Mengapa hati seringkali tidak dapat memberikan ruang kemenangan terhadap logika?
Ketika perasaan terlibat di dalam perdebatan antara hati dan logika, kemenangan selalu saja berpihak pada hati. Mengapa demikian? Bukankah kata 'mengapa' mempunyai jawaban 'karena'? Lalu, sebenarnya apa jawaban dari kata 'mengapa' yang kupertanyakan?

Apakah logika tidak cukup kuat untuk mengalahkan hati?
Bukankah logika itu lebih pasti dan nyata dibandingkan dengan hati?

Sepemahamanku, hati lebih seringkali bimbang, ragu dan tidak memberi kepastian akan sebuah jawaban. Ia selalu saja membuat seseorang menjadi gelisah, ragu dan menimbang-nimbang atau bahkan lebih parahnya lagi, ia mampu membuat seseorang sampai meneteskan air mata yang sebenarnya tidak diinginkan kehadirannya.

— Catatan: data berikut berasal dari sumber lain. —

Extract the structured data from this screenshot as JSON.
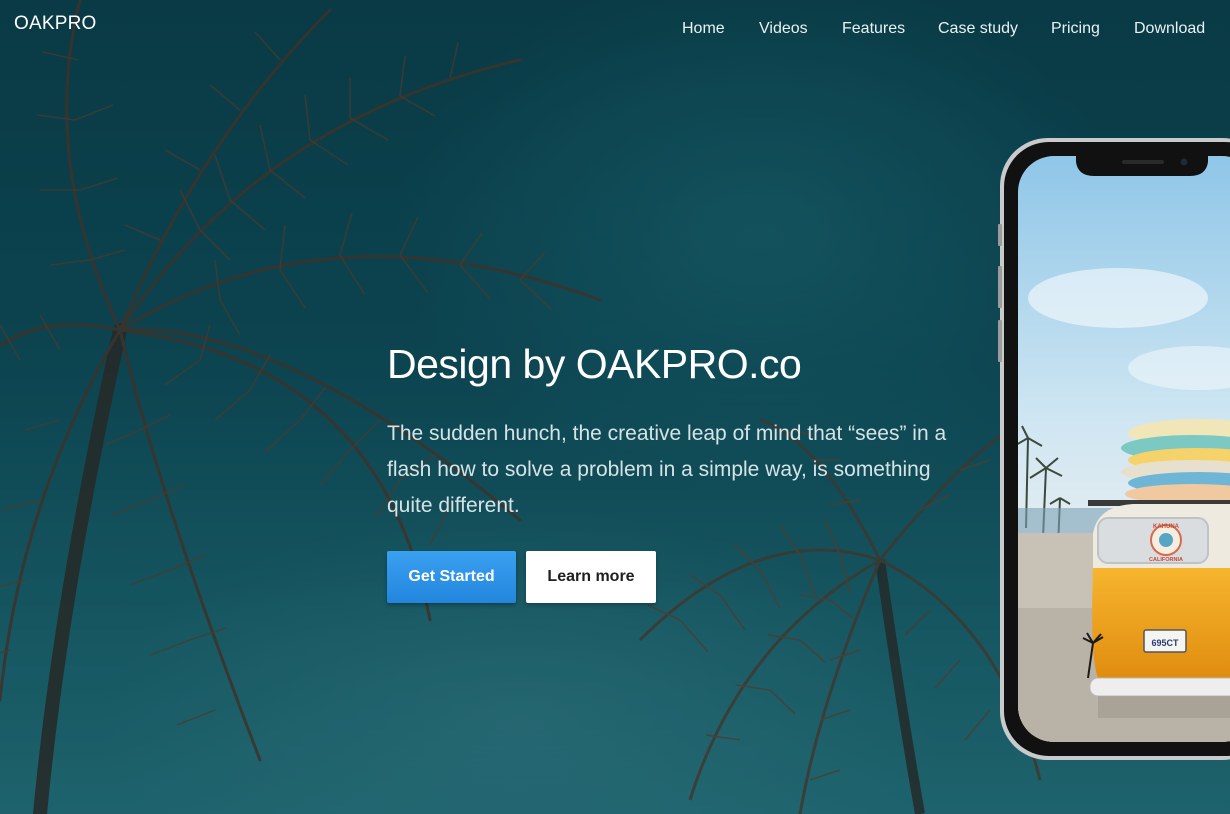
{
  "brand": {
    "logo_text": "OAKPRO"
  },
  "nav": {
    "items": [
      {
        "label": "Home"
      },
      {
        "label": "Videos"
      },
      {
        "label": "Features"
      },
      {
        "label": "Case study"
      },
      {
        "label": "Pricing"
      },
      {
        "label": "Download"
      }
    ]
  },
  "hero": {
    "headline": "Design by OAKPRO.co",
    "subtext": "The sudden hunch, the creative leap of mind that “sees” in a flash how to solve a problem in a simple way, is something quite different.",
    "primary_button": "Get Started",
    "secondary_button": "Learn more"
  },
  "phone_screen": {
    "license_plate": "695CT",
    "sticker_line1": "KAHUNA",
    "sticker_line2": "CALIFORNIA"
  },
  "colors": {
    "background": "#0d4550",
    "primary_button": "#2b8fe6",
    "van_orange": "#f2a019",
    "phone_frame": "#111111"
  }
}
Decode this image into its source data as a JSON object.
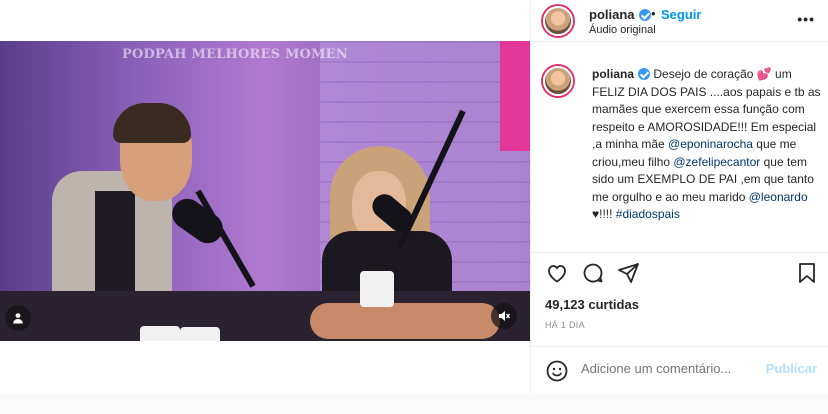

Sementara logika, ia pasti. Ia sudah menjelaskan segalanya, menjelaskan tentang kenyataan. Pahit, ia katakan pahit. Sakit, ia katakan sakit. Ia tidak pernah berbohong.
Tapi bagaimanakah dengan hati? Ia seringkali berbohong. Sesuatu yang sebenarnya pahit, ia katakan manis. Apabila ia sakit, ia katakan bahwa ia baik-baik saja. Dan ia melibatkan wajah untuk bekerja sama dengannya. Agar kebohongan itu semakin terlihat sempurna.

Lalu siapakah yang seharusnya menang? Jelas logika bukan? Namun bagaimana kenyataannya?

Mengapa hati seringkali tidak dapat memberikan ruang kemenangan terhadap logika?